The movie-theater chain Alamo Drafthouse Cinema has filed for bankruptcy and is being sold
- Alamo Drafthouse Cinema has filed for Chapter 11 bankruptcy protection.
- The filing is part of a sale to Altamont Capital Partners and others.
- It comes as the movie-theater industry continues to be hit hard by the pandemic.
The specialty theater chain Alamo Drafthouse Cinema has filed for Chapter 11 bankruptcy protection as the coronavirus pandemic continues to devastate the movie-theater industry in the US.
The company said the filing was part of a sale of "substantially all its assets" to its lender group that includes the private-equity firm Altamont Capital Partners, affiliates of the investment-management firm Fortress Investment Group, the company's founder and executive chairman, Tim League, and other original investors.
The Texas-based company has more than 40 corporate-owned and franchise locations throughout the US but will close some struggling locations as it reevaluates lease agreements.
The company said that the filing and sale would give it the capital it needed to come out of the pandemic intact. The open locations will continue operations. Alamo Drafthouse has requested the bankruptcy court approve its 75-day bankruptcy process and $20 million debtor-in-possession credit facility with its lender group.
Alamo Drafthouse specializes in in-theater dining. Employees take people's food and drink orders at their seats and serve them before and during the movie. It also has strict rules that moviegoers don't talk during the movie, stay off their cellphones, and not arrive late to a showing.
This has helped the company build a loyal following, but the US theatrical industry has been upended by the pandemic.
Theaters throughout the US were closed for five months from last March to August, during which time Alamo furloughed all of its employees. After reopening, some chains like Regal and Cineworld soon closed all locations again in the US and the UK.

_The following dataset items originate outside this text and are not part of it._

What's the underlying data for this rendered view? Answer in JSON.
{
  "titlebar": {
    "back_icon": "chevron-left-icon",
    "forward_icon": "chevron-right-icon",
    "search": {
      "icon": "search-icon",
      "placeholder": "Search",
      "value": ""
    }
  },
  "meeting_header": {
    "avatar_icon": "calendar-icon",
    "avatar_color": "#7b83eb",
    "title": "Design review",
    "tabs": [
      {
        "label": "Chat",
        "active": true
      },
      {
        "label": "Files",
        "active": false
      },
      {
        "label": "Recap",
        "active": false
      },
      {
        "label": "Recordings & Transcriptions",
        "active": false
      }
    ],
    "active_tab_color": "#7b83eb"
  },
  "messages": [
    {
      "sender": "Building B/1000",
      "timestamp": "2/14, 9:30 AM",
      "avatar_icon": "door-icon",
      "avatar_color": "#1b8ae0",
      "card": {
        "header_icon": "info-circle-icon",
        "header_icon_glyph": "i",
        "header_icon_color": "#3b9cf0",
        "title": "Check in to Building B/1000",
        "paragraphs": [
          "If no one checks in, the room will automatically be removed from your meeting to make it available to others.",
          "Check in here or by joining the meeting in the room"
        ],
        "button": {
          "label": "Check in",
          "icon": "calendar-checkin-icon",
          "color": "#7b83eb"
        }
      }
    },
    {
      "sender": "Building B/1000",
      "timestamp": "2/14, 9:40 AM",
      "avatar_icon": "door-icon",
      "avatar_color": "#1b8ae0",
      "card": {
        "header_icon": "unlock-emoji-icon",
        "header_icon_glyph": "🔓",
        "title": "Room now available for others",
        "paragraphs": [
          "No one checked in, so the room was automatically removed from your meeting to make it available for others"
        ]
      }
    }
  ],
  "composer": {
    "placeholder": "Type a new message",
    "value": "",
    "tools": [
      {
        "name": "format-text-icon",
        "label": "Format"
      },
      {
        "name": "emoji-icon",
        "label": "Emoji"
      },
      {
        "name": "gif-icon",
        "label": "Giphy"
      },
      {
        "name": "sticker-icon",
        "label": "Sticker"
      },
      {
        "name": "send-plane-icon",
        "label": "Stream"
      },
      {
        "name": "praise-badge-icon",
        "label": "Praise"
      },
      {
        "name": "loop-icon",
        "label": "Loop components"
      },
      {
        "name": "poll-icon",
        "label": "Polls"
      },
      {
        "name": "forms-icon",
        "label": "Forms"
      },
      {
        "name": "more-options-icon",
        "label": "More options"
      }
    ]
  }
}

Movie studios have postponed tentpole releases like the James Bond movie "No Time to Die" and Marvel's "Black Widow" since last year, while releasing others to alternatives like streaming and digital-rental platforms. As such, the 2020 North American box office plummeted 80.3% from its 2019 total, according to Comscore.
But Alamo is optimistic about the theatrical industry returning to a sense of normality later this year.
"Because of the increase in vaccination availability, a very exciting slate of new releases, and pent-up audience demand, we're extremely confident that by the end of 2021, the cinema industry — and our theaters specifically — will be thriving," League said in a statement.